The water softener/tank cleaner wasn't exactly the same thing, but they are related to each other.
By the testing we are able to do, it appears glyphosate only acts on features plants contain, not on animal or human material. As well,
glyphosate binds onto clay particles very quickly and won't move into plants, water, or animals other than bound tightly onto the clay bits. So
they might be present in your stomach, but only passing through still attached to those clay bits.
Then, the glyphosate breaks down into other stuff fairly quickly, perhaps 30 days. This 'other stuff' appears to also test out as not harmful to
plants or animals.
Of the chemicals available to is for weed control, glyphosate tests out as much safer, shorter lasting, and less potential for harming the
environment than the other choices we have.

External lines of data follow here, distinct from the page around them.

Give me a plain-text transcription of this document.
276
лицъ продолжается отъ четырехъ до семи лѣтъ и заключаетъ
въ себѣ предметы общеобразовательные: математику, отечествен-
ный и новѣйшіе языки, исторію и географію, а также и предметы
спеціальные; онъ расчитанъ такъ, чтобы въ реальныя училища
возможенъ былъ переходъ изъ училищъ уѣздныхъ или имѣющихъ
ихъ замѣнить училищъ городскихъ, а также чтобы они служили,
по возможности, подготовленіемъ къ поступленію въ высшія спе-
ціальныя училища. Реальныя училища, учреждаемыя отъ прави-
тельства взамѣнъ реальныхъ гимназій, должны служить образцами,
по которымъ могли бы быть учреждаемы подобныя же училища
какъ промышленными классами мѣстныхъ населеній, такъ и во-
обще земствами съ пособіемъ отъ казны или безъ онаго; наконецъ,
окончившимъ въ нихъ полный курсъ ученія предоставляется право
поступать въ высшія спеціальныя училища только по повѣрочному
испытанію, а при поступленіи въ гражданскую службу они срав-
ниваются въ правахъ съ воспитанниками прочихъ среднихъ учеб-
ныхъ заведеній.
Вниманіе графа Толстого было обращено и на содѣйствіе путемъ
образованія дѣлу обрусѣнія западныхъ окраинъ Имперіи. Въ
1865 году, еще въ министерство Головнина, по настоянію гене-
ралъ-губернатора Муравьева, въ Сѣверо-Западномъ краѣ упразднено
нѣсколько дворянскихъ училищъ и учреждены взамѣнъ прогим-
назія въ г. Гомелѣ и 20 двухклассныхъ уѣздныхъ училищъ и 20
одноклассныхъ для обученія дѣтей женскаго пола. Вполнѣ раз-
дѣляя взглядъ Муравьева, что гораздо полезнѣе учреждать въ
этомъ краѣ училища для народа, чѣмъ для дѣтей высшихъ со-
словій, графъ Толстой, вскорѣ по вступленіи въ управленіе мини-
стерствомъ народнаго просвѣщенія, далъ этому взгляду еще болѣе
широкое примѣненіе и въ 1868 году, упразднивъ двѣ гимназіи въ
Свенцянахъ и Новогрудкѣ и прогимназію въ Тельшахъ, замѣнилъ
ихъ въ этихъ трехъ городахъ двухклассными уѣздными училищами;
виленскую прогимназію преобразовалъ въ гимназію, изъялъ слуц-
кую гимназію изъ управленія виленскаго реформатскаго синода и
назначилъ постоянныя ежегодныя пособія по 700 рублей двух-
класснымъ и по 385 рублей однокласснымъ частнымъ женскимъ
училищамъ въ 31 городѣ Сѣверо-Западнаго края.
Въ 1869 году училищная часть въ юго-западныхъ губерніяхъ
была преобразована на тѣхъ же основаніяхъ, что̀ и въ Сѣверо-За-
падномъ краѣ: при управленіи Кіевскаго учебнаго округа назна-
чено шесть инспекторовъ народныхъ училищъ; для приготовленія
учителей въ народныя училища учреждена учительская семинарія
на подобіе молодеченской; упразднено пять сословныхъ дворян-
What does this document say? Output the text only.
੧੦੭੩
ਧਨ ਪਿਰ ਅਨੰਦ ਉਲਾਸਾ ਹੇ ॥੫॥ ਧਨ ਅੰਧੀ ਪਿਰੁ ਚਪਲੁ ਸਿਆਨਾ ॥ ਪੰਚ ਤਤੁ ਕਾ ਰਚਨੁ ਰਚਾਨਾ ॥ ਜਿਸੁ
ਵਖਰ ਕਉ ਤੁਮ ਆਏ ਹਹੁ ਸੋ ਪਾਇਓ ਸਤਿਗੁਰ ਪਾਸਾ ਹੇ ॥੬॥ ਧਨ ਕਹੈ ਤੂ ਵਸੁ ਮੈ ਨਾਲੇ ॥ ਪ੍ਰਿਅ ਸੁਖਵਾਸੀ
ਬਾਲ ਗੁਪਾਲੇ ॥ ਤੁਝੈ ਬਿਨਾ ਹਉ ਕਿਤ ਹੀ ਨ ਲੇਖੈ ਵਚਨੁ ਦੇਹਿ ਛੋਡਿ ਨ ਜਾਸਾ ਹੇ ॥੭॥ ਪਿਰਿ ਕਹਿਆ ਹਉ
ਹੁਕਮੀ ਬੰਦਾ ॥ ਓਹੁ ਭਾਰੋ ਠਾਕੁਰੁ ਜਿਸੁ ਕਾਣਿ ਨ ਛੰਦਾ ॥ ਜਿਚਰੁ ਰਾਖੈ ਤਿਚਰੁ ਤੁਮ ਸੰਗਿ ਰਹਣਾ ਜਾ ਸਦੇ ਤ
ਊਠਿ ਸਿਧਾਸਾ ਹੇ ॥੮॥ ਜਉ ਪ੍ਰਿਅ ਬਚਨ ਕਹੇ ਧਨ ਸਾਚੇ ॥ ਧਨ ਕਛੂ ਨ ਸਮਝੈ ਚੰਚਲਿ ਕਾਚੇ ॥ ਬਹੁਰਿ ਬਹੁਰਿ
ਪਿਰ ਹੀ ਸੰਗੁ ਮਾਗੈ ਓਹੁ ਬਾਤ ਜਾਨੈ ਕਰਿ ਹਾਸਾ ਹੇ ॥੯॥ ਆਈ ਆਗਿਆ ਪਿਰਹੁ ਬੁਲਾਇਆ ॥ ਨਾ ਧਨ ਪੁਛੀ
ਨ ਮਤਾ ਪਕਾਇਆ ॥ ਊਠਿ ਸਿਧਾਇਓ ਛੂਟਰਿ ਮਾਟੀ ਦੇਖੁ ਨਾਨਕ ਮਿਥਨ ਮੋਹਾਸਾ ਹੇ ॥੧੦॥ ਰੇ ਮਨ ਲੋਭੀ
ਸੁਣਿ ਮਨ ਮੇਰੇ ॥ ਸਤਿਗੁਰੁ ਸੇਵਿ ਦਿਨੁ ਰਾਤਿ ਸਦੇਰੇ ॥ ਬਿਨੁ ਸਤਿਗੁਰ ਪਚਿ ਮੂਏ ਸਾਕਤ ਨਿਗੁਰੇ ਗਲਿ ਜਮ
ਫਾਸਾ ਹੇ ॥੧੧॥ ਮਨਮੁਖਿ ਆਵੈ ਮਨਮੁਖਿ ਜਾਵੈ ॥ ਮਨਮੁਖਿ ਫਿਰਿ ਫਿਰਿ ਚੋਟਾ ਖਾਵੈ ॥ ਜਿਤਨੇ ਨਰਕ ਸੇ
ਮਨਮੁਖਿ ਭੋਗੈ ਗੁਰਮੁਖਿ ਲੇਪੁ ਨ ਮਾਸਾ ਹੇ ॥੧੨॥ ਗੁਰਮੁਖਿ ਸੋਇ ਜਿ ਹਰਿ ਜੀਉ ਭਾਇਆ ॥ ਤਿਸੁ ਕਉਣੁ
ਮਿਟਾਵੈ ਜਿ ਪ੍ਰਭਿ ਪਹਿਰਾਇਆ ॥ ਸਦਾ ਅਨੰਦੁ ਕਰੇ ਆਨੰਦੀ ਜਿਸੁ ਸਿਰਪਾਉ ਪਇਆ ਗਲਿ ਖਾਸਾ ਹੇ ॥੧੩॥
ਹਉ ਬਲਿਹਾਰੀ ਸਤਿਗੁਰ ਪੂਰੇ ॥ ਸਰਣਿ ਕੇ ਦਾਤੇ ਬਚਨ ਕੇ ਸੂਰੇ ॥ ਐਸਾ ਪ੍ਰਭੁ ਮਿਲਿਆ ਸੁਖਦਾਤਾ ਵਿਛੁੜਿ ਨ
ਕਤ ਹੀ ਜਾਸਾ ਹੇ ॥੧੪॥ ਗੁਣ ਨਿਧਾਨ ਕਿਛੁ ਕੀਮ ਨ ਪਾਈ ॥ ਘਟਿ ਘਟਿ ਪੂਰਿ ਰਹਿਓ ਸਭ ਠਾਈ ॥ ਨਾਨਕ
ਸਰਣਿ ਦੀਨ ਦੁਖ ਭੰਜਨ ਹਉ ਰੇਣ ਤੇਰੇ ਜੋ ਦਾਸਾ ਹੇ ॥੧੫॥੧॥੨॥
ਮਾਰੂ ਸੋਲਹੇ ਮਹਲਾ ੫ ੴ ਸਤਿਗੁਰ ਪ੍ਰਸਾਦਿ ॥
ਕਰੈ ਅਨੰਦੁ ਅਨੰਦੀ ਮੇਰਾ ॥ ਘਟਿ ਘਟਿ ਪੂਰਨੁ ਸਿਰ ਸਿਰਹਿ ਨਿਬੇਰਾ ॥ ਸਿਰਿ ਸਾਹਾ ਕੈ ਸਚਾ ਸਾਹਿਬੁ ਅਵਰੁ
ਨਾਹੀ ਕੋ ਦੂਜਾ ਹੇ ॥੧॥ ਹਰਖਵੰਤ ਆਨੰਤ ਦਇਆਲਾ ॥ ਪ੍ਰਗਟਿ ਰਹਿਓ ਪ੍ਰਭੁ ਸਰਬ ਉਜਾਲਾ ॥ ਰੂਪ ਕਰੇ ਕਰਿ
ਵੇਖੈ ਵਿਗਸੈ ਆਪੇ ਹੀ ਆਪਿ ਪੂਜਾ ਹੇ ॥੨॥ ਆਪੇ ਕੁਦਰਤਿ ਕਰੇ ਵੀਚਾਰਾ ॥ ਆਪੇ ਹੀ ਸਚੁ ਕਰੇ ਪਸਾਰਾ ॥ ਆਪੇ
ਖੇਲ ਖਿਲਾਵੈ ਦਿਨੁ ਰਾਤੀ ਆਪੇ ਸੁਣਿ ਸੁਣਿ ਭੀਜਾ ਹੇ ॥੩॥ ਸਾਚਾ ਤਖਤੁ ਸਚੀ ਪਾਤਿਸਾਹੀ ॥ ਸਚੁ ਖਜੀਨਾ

When used as a pre harvest spray, glyphosate has a window of application, is it 10 days between spraying and harvest, I've never used it that
way but it does have rules. As well, it is often 6 months between the harvest of a crop, until it is transported, stored, transported again, and
actually used in processing for food. So the wheat or soybeans have been sprayed long before turned into food, well past the 30 days to break
down and fade away.
As well the processing of grain into food generally involves heat and adding other chemicals (salt, vinegar, etc.) that will also break down the
glyphosate.
Then, we are talking about spraying perhaps 24-32 oz of glyphosate over an entire acre of wheat, so a box of Wheaties would have at most
been exposed to .003 oz of glyphosate.
We are not soaking the grain in chemicals, we are starting out with minute amounts.
Then time and processing makes that fed away to nearly nothing detectable.
Of a substance that so far sound science and controlled testing has found to be harmless to animal/humans.
There is a lot of scare stories and pop culture out there that is fond of hating on Monsanto and make their money off of that.
And it is wise to question and look into stuff.
But?
What happens without using glyphosate? We end up using older chemicals, which have greater risks to mammals and humans, or do poorer
jobs, or last longer in our environment.
Or, we ban all ag chemicals, and we become susceptible to weed and insect outbreaks, more cost and more expensive food in mechanical
weed control, and more erosion and soil loss with mechanical weed control. And more fuel used for such.
There are trade offs, which no one really considers or looks at.